Lucky us, Lansdale's got a new novel out, Edge of Dark Water (Little, Brown and Company) and it's a doozy of a read, the kind of book we call an "all nighter" on account of because if you crack this one open at nightfall you'll likely find yourself finishing it come dawn's early light. It's that kind of great, and it's pure-blood Lansdale, crammed to bursting with plot twists that recall the snaky bends of the Sabine River, upon which much of the plot rests. Except this being a Joe R. Lansdale novel, there's precious little rest to be had. This sucker moves.
A period piece set in the author's East Texas stomping grounds during the Depression, Edge of Dark Water has an dank undertow that first sucks the reader in, and then drags them down into a story that thematically encompasses everything from childhood allegiances, racial tensions, sexuality, murder, a tongueless maniac nightmare named Skunk and the four teens -- three alive, one dead -- who attempt to flee bad, black circumstance only to find themselves in even deeper, darker waters. It's our favorite book of the year so far, and one of Lansdale's best, ever.
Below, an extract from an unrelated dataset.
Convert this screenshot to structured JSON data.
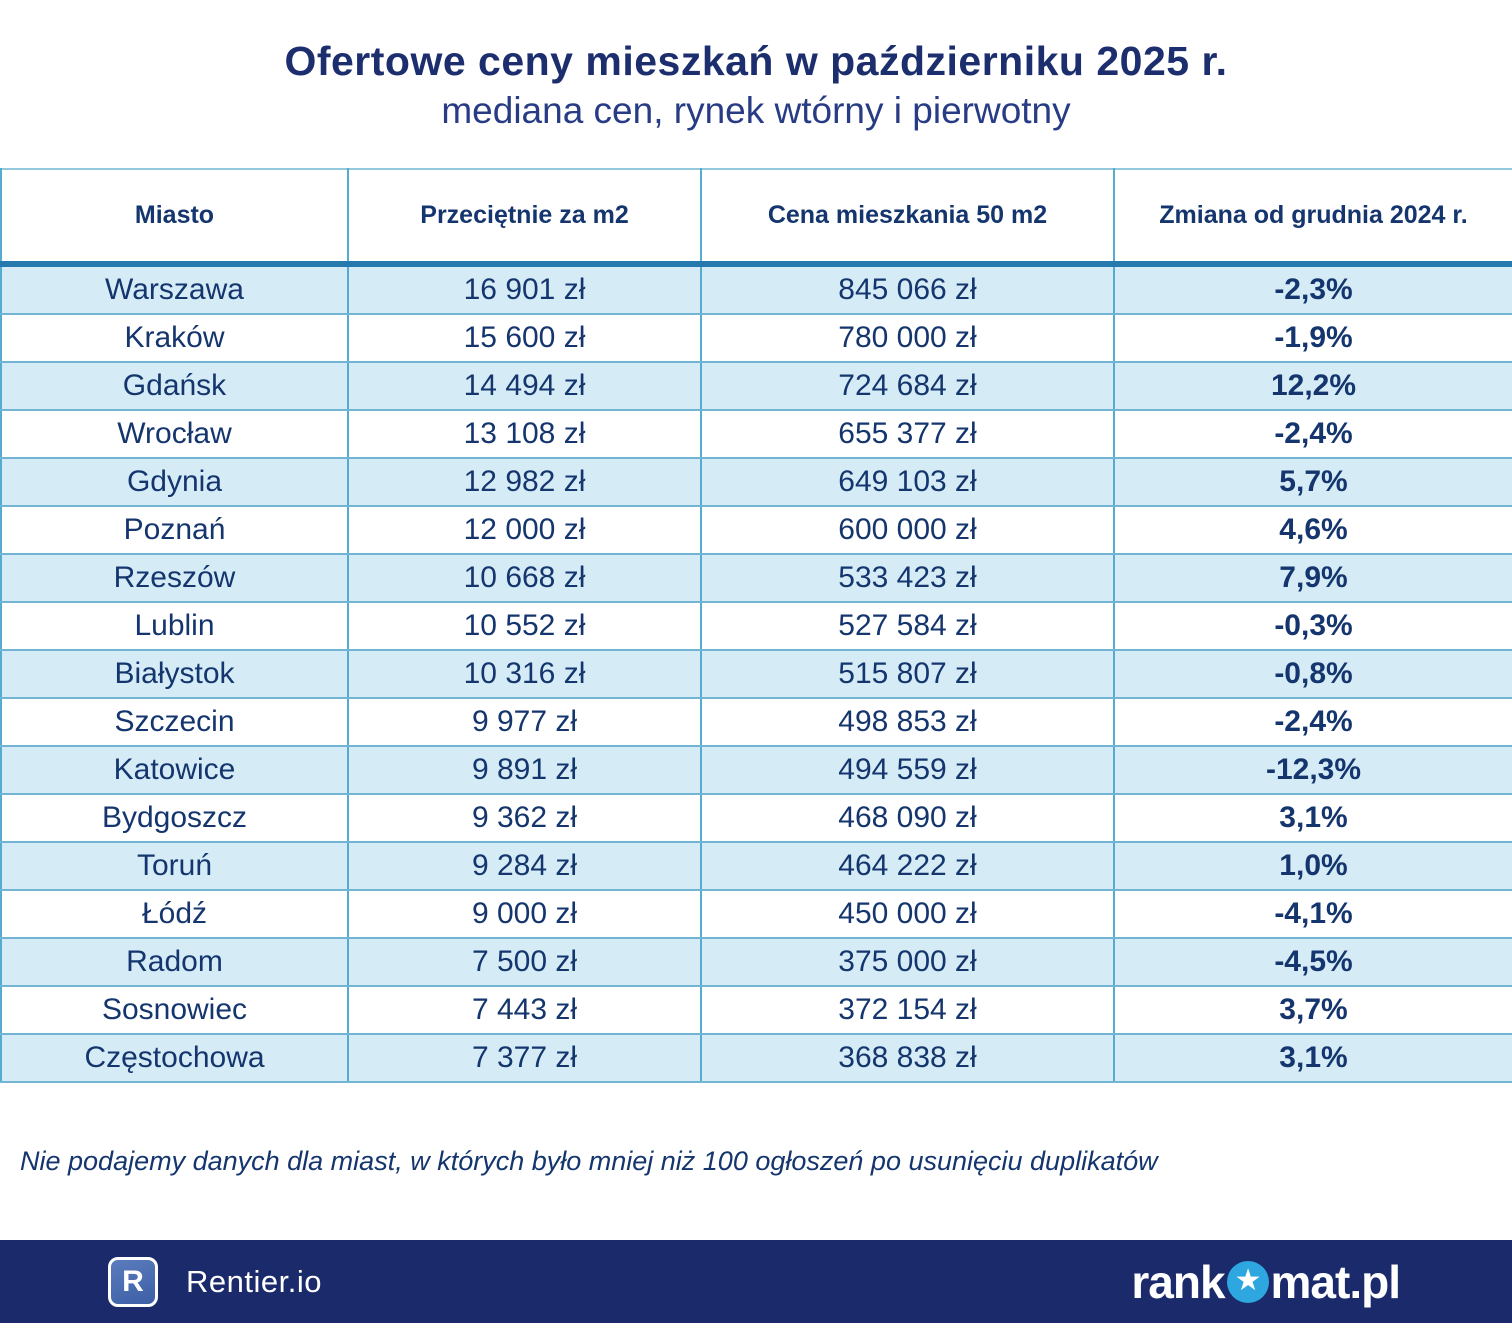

There's been a lot of "bests" for Lansdale, though. We first discovered him at the 1989 World Fantasy Convention in Seattle, where he blew our mind with a live reading of his now-classic short, Night They Missed the Horror Show, and so unique was that story that we immediately backtracked and picked up Lansdale's debut novel, The Nightrunners.
That one messed with our head, too, and we've been insatiable Lansdale fanatics ever since. He's that rare writer who can combine outrageous, scatological humor, biting social commentary, pit bull-vicious violence, and a seemingly inexhaustible supply of true Lone Star heart with some of the damnedest storytelling you've ever read. If we've said it once, we've said it a million times: Joe R. Lansdale's writing is more addictive than an Oxycontin-and-fried-onion cheeseburger and twice as intoxicating.
Regular readers of Lansdale are probably already familiar with the endless list of awards the man has received: eight (8!) Bram Stoker Awards, the World Fantasy Award, the British Fantasy Award, and on, and on.
Lansdale's mantel surely sags, even while his ridiculously inventive and entertaining "Hap Collins and Leonard Pine" series of mysteries -- concerning the ongoing misadventures of a straight, neurotic white man and his gay, black best friend in (where else?) the Piney dog end of East Texas -- continue to attract readers like backwoods Pentecostal preachers attract wayward snake fetishists.
There's no one on earth that writes, or has ever written, like The Nacogdoches Kid, and if you don't believe us, tough titty and your loss, pardner. But don't be a dope. Go check him out at Bookpeople this Thursday, April 5, 7pm, where he'll be reading and signing.
And if you don't immediately fall hard for Lansdale's prose, well, hell, we'll buy you a Lone Star afterwards and call it even. (And then we'll make you watch filmmaker Don Coscarelli's inspired adaptation of Lansdale's short Bubba-Ho-Tep.) You don't like that, well, we'll probably run you out of town and bury you in a shallow Texas Hill Country grave with a roadkill armadillo for a headstone and not much else. But, trust us, we may not know Jack but we sure as hell know Joe.